My Marilyn is a print derived from photographs of the screen actress Marilyn Monroe (1926–62) that the artist saw in Town magazine, in November 1962, not long after her death that August. Photographs taken by George Barris covered a double-page spread. Hamilton recounted:
Marilyn Monroe demanded that the results of photographic sessions be submitted to her for vetting before publication. She made indications, brutally and beautifully in conflict with the image, on proofs and transparencies to give approval or reject; or suggestions for retouching that might make them acceptable. After her death some were published … with her markings – crosses and ticks, notes for retouching, instructions to the photographer, even the venting of physical aggression by attacking the emulsion with nail-file or scissors. There is a fortuitous narcissism to be seen for the negating cross is also the childish symbol for a kiss; but the violent obliteration of her own image has a self-destructive implication that made her death all the more poignant. My Marilyn starts with her signs and elaborates the possibilities these suggest.

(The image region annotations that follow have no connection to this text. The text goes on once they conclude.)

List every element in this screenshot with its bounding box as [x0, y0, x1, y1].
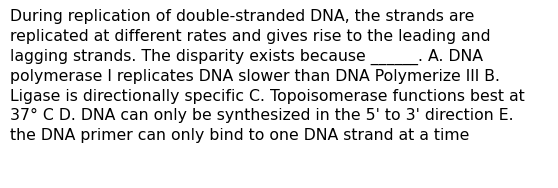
Text: During replication of double-stranded DNA, the strands are
replicated at differe: During replication of double-stranded DN…	[10, 9, 525, 143]
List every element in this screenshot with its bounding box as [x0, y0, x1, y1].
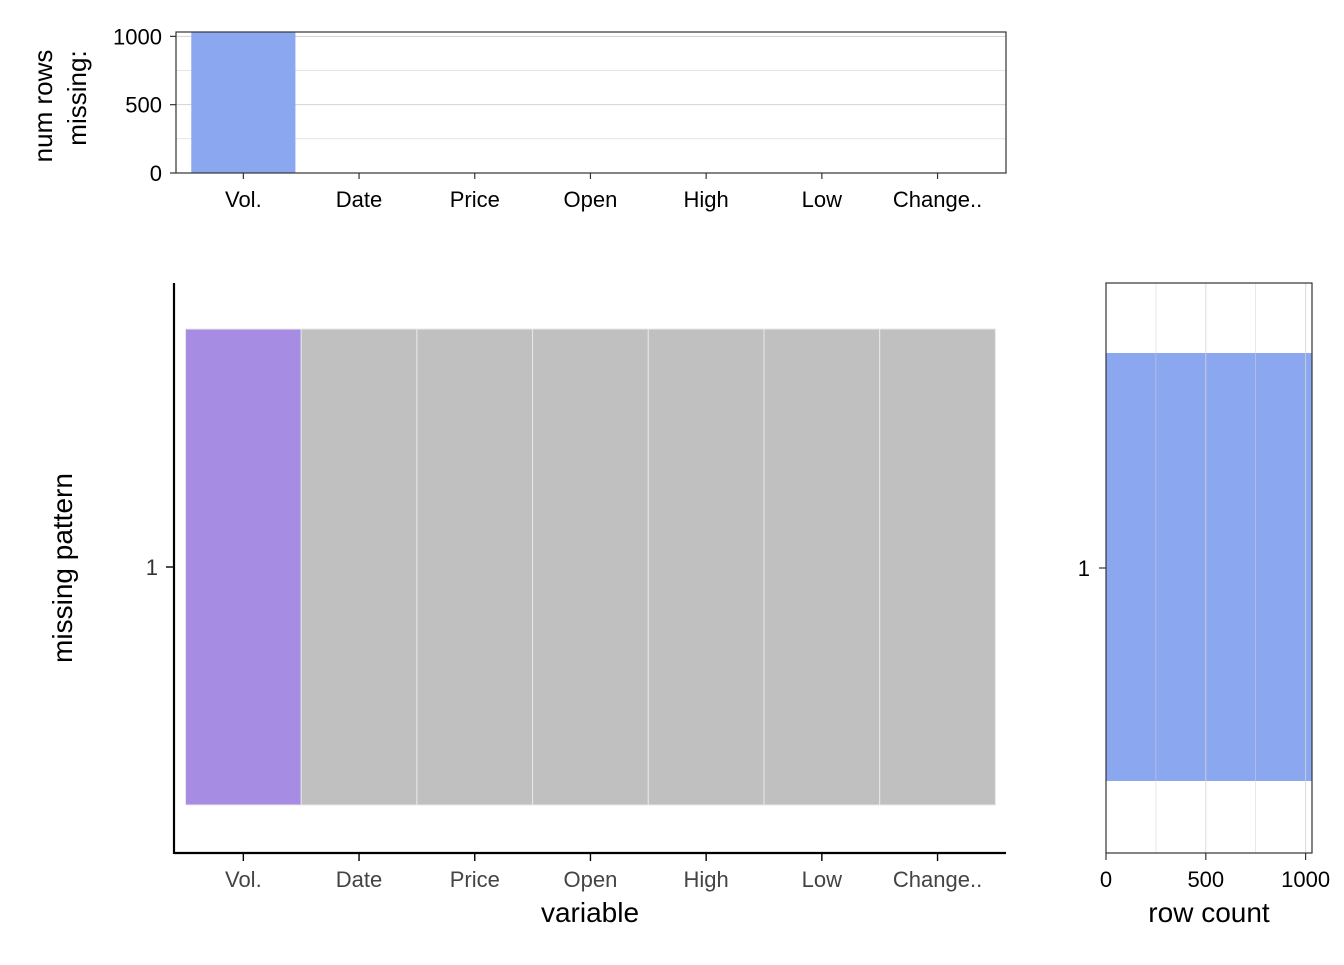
- pattern-cell-low: [763, 328, 881, 806]
- right-bar-pattern-1: [1106, 353, 1312, 781]
- main-x-tick-label: Change..: [893, 867, 982, 892]
- top-plot-background: [176, 32, 1006, 173]
- main-x-tick-label: Price: [450, 867, 500, 892]
- right-bars: [1106, 353, 1312, 781]
- right-y-ticks: 1: [1078, 556, 1106, 581]
- right-gridlines: [1155, 283, 1307, 853]
- right-x-tick-label: 1000: [1281, 867, 1330, 892]
- main-y-ticks: 1: [146, 555, 174, 580]
- right-panel: 1 0 500 1000 row count: [1078, 282, 1330, 928]
- main-y-axis-label: missing pattern: [47, 473, 78, 663]
- right-x-ticks: 0 500 1000: [1100, 853, 1330, 892]
- top-bar-vol: [191, 32, 296, 173]
- top-x-tick-label: Price: [450, 187, 500, 212]
- top-y-tick-label: 1000: [113, 24, 162, 49]
- pattern-cell-price: [416, 328, 534, 806]
- top-x-tick-label: Date: [336, 187, 382, 212]
- main-x-tick-label: Vol.: [225, 867, 262, 892]
- top-gridlines: [176, 35, 1006, 140]
- pattern-cell-date: [300, 328, 418, 806]
- right-x-tick-label: 0: [1100, 867, 1112, 892]
- main-x-tick-label: Open: [564, 867, 618, 892]
- main-panel: 1 Vol. Date Price Open High Low Change.. varia…: [47, 283, 1006, 928]
- main-x-tick-label: Low: [802, 867, 842, 892]
- main-y-tick-label: 1: [146, 555, 158, 580]
- pattern-cell-open: [532, 328, 649, 806]
- top-x-tick-label: Open: [564, 187, 618, 212]
- top-x-tick-label: Low: [802, 187, 842, 212]
- main-x-axis-label: variable: [541, 897, 639, 928]
- top-y-axis-label-line1: num rows: [28, 50, 58, 163]
- right-x-tick-label: 500: [1187, 867, 1224, 892]
- top-x-tick-label: Change..: [893, 187, 982, 212]
- top-x-tick-label: High: [684, 187, 729, 212]
- main-x-tick-label: Date: [336, 867, 382, 892]
- right-x-axis-label: row count: [1148, 897, 1270, 928]
- top-panel: 0 500 1000 Vol. Date Price Open High Low Change.…: [28, 24, 1007, 212]
- top-x-ticks: Vol. Date Price Open High Low Change..: [225, 173, 982, 212]
- top-y-tick-label: 500: [125, 93, 162, 118]
- pattern-cell-change: [879, 328, 996, 806]
- pattern-cells: [185, 328, 996, 806]
- pattern-cell-high: [647, 328, 765, 806]
- main-x-ticks: Vol. Date Price Open High Low Change..: [225, 853, 982, 892]
- top-y-axis-label-line2: missing:: [62, 50, 92, 145]
- top-bars: [191, 32, 296, 173]
- main-x-tick-label: High: [684, 867, 729, 892]
- top-y-tick-label: 0: [150, 161, 162, 186]
- top-y-ticks: 0 500 1000: [113, 24, 176, 186]
- top-x-tick-label: Vol.: [225, 187, 262, 212]
- right-y-tick-label: 1: [1078, 556, 1090, 581]
- pattern-cell-vol: [185, 328, 302, 806]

(Quoted in Collected Words, p.65.)
In 1964 Hamilton photographed the images from the magazine, which comprised four black and white 35mm contact prints, marked by the actress, and a full size version of the photograph she approved. He then repeated these images in various dimensions in a collage, painting over Monroe’s markings on the rejected shots in various shades of oil paint. This work, My Marilyn (paste-up), 1964 (Museum Ludwig, Cologne) was the source for the painting My Marilyn, 1965 (Stadt Aachen, Ludwig Forum für internationale Kunst) and for this screenprint. It repeats each of the original contact prints three times in two different dimensions.
Hamilton began work on the screenprint in the Fine Art Department at the University of Newcastle upon Tyne, where he had been teaching since 1953. As they had no screenprinting facilities, the artist borrowed screens from the textile department to create a series of eleven trial proofs. He experimented with a photomechanical technique to produce negatives as well as positives of the photographs, eventually blending both states in the final version of the proof. Because of the limitations of his technology, Hamilton was unable to produce a consistent edition of the print. Following a selected proof, he reworked the image at Kelpra Studio in London, where he had previously printed Adonis in Y fronts, 1963 (P04247). Eventually My Marilyn was screenprinted using nine stencils by the artist and Chris Prater on TH Saunders paper. The edition size was set at seventy-five plus an unknown number of artist’s and printer’s proofs. It was published by Editions Alecto, London.
The dominant pink and grey tones of My Marilyn evoke the palette used by the Abstract Expressionist Willem de Kooning (1904–97) in his series of Woman paintings made during the 1950s. While heavily influenced by ‘primitive’ images of female fetishes, de Kooning’s paintings combined these with American billboard and pinup goddesses, the icons of popular culture. Hamilton was familiar with these paintings and had them in mind when he worked on his print (Lullin, p.70). Photography – the main media material – was an essential source for Pop art in the early 1960s providing abundant and ubiquitous access to images of celebrity and glamour. The quintessential American Pop artist, Andy Warhol (1928–87) contributed some of the best known images of Marilyn Monroe. In the months following her death, Warhol used a publicity photograph of the actress from the 1953 film Niagara to create more than twenty silkscreen paintings of her, such as Marilyn Diptych, 1962 (T03093). His silkscreen images of Monroe are still best-selling posters. By titling his image with the possessive pronoun ‘my’, Hamilton staked a claim to his version of the Marilyn myth.
In the mid 1960s Hamilton began consciously to categorize the types of imagery he derived from found photographs. Images from the field of cinema generated Hamilton’s portrait of Hugh Gaitskell as a Famous Monster of Filmland in 1963–4 (P78721) and his Interiors in 1964–5 (T00912 and P04250). He continued to work with pictures of celebrity in a series of prints based on a press photograph of his art dealer Robert Fraser handcuffed to the rock star Mick Jagger in the late 1960s and early 1970s (P01855, P04254, P04255, P02416–32 and T01144). As well as contributing to the postcard works, such as People, 1968 (P01019), found photographs of anonymous people were the source for A dedicated follower of fashion in 1980 (P07448) and The marriage in 1998 (P78290). Images from advertising provided the materials for Adonis in Y fronts, 1962 (P04247), Fashion plate, 1969–70 (P07937) and Soft pink landscape, 1980 (P07447). More recently Hamilton has used photographs taken in his own home and spaces where he has exhibited to create paintings and digital collage (P78289, P78705, P78919 and P20287).
Etienne Lullin, Richard Hamilton: Prints and Multiples 1939–2002, exhibition catalogue, Kunstmuseum Winterthur and Yale Center for British Art, New Haven 2003, pp.68–71, reproduced p.71 in colour.
Richard Hamilton: Prints 1939–83, Stuttgart and London 1984, p.46, fig.59, reproduced front and back cover and p.46 in colour.
Richard Hamilton: Collected Words 1953–1982, Stuttgart and London 1982, pp.65–6.